Sequence $a_n$ is defined $a_{n+1}=a_n^2-2, a_0=\alpha$.
I know that a closed form for $a_n$ is $a_n=\beta^{2^n}+\frac{1}{\beta^{2^n}}$, where $\beta$ satisfies $\beta+\frac{1}{\beta}=\alpha$ and I can prove it by induction.

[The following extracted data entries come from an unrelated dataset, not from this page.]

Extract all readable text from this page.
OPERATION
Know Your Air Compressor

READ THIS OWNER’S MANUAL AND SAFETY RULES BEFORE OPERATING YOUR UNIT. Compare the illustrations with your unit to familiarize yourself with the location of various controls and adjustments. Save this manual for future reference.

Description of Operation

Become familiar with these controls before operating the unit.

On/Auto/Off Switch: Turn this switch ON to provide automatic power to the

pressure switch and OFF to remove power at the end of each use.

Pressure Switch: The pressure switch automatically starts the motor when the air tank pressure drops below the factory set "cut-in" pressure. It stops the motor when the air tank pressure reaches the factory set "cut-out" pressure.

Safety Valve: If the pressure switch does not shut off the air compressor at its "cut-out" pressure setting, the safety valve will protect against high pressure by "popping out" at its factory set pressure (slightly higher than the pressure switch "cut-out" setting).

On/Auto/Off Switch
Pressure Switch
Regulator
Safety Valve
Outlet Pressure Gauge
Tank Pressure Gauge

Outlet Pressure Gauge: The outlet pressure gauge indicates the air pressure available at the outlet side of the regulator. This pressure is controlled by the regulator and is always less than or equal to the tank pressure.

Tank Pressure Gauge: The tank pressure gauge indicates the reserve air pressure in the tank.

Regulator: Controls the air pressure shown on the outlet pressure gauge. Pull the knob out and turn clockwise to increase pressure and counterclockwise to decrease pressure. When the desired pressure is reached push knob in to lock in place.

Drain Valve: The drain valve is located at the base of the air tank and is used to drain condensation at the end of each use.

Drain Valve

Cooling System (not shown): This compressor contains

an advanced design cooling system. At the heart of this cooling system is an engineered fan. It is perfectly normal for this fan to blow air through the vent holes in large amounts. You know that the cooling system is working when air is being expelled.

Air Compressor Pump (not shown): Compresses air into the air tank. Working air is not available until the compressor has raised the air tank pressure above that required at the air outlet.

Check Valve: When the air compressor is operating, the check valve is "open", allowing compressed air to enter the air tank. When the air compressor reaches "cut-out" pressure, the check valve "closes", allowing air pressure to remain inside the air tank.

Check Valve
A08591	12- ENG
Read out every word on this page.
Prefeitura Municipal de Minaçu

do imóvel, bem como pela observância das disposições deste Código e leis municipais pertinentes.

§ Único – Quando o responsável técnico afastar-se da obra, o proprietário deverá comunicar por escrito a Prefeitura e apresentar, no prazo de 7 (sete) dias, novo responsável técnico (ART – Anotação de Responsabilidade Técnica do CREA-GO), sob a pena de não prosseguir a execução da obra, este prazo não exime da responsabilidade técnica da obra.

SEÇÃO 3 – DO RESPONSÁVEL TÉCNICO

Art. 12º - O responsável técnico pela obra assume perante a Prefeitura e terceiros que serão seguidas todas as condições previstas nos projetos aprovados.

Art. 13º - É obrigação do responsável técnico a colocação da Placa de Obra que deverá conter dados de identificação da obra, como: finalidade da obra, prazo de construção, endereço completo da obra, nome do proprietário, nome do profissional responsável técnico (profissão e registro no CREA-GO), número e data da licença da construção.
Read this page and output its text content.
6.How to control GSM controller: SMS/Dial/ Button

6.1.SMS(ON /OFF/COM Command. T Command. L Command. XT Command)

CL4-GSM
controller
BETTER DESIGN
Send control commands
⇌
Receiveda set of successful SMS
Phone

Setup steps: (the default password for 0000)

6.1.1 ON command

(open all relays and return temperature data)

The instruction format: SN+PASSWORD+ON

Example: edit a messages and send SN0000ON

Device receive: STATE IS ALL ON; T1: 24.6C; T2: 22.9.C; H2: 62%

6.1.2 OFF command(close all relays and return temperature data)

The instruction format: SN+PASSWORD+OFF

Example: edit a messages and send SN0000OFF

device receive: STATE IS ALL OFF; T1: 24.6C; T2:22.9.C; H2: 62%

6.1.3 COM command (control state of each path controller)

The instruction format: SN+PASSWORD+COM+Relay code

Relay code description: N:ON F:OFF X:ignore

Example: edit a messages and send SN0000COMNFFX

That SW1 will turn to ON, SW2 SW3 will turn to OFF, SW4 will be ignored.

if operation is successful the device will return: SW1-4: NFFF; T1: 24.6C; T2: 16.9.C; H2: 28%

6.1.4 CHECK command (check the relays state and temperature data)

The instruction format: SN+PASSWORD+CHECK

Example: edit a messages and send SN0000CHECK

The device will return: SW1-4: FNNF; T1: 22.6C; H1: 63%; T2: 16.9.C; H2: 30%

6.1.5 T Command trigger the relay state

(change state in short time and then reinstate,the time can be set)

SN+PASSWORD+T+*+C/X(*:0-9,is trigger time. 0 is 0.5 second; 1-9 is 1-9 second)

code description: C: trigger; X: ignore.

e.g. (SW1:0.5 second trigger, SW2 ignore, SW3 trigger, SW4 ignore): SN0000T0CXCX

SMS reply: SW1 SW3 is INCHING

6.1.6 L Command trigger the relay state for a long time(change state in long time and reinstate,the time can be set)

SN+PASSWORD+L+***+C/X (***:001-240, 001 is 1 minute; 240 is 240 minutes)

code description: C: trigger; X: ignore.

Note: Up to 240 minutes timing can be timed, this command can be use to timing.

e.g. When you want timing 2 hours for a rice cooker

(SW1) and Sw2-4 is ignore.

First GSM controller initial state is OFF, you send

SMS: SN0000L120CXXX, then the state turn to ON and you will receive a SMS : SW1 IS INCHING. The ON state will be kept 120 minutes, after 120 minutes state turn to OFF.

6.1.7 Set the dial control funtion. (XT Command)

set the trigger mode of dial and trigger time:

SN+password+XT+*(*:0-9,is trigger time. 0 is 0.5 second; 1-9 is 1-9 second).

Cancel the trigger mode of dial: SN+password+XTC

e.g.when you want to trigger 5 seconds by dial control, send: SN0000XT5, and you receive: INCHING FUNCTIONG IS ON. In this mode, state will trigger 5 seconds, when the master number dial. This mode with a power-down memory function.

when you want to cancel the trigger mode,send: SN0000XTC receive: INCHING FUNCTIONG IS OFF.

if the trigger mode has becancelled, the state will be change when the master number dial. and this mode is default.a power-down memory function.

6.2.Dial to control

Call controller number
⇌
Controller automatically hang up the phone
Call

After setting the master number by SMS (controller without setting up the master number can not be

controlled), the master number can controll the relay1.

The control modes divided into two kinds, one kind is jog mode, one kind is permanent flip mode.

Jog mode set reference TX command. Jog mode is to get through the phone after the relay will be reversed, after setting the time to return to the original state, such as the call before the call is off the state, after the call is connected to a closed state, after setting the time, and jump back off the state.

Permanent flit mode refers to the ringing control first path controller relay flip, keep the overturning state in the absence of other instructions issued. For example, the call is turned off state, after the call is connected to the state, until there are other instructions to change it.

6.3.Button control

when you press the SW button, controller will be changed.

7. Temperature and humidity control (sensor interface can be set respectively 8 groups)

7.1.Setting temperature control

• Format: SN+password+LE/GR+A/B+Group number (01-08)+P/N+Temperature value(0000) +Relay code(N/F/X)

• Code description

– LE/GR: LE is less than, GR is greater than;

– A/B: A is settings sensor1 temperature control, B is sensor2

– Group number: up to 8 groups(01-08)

But this way, we have to know answer. Is there any other solution that leads us to this form?
On
Since this is very close to a rival relation $a_{n+1}=a_n^2$ with easy solution $a_n=\alpha^{2^n}$, it's natural to try $a_n=\beta^{2^n}+\epsilon_n$ for some $\beta$ and sequence $\epsilon_n$ of small error terms. So$$\beta^{2^{n+1}}+\epsilon_{n+1}=(\beta^{2^n}+\epsilon_n)^2-2\implies\epsilon_{n+1}=2\beta^{2^n}\epsilon_n+\epsilon_n^2-2.$$This would be easy to solve if we only kept one of the last three terms, so let's try to cancel two of them. There are only so many combinations to try. You quickly realize cancelling the first and third gives the consistent conditions $\epsilon_n=\beta^{-2^n}$ and $\epsilon_{n+1}=\epsilon_n^2$. Then$$a_n=\beta^{2^n}+\beta^{-2^n}\implies\alpha=\beta+\beta^{-1}.$$
So far as I know, there is no general method for solving non-linear difference equations, even quadratic ones like this. The equation may suggest the clever transformation $$ \begin{align} a_n&=b_n+\frac1{b_n}\\ a_n^2&=b_n^2+\frac1{b_n^2}+2\\ a_{n+1}&=b_n^2+\frac1{b_n^2}\\ b_{n+1}&=b_n^2 \end{align}$$ but I don't know that I'd have come up with that if I hadn't seen the answer.